Can there ever be 'digital rights'? (and can industry ever expect to be able to 'manage' these rather nebulous 'consumer rights' when, arguably, they themselves don't have the right in the first place?)
From the Gizmodo article,
In the fine print that you "agree" to, Amazon and Sony say you just get a license to the e-books—you're not paying to own 'em, in spite of the use of the term "buy." Digital retailers say that the first sale doctrine—which would let you hawk your old Harry Potter hardcovers on eBay—no longer applies. Your license to read the book is unlimited, though—so even if Amazon or Sony changed technologies, dropped the biz or just got mad at you, they legally couldn't take away your purchases. Still, it's a license you can't sell.
But is this claim legal?
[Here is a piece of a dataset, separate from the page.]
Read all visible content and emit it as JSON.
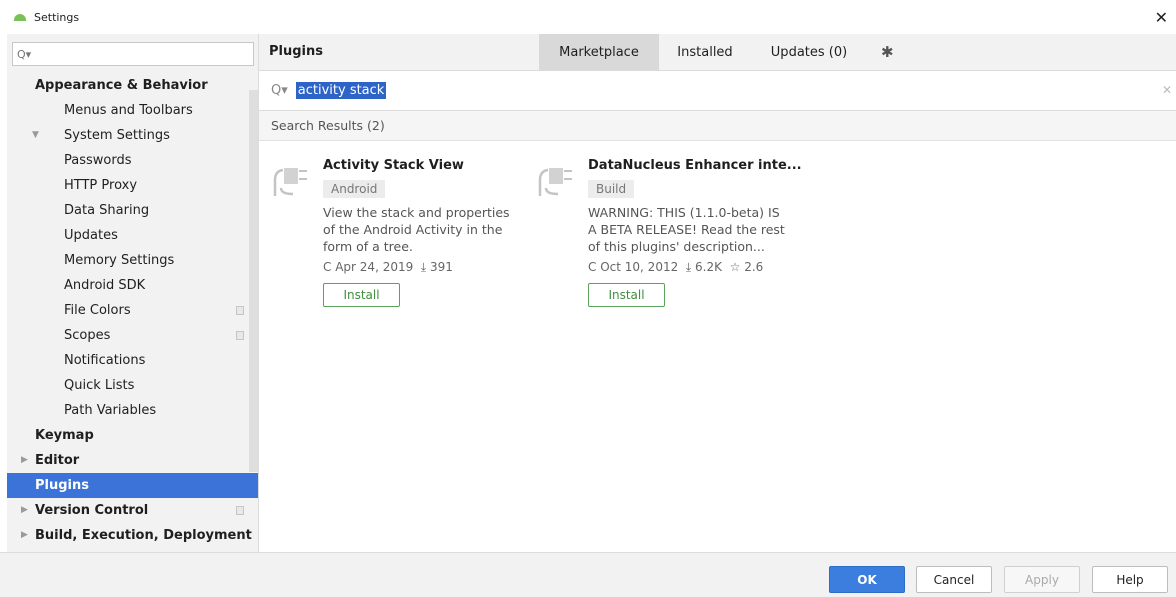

Our Columbia friends suggest that just because Sony or Amazon call it a license, that doesn't make it so. "That's a factual question determined by courts," say our legal brainiacs. "Even if a publisher calls it a license, if the transaction actually looks more like a sale, users will retain their right to resell the copy." Score one for the home team.
There's a kicker, though: If a court ruled with you on that front, you still can't sell reproductions of your copy, an illegal act tantamount to Xeroxing your Harry Potters. You'd have to sell the physical media where the "original" download is stored—a hard drive or the actual Kindle or Sony Reader. Our guess is that it only gets more complicated from here. What happens when the file itself resides only on some $20-per-month Google storage locker?
There's a full commentary on BoingBoing (and a link to the parent Slashdot story via the Gizmodo article).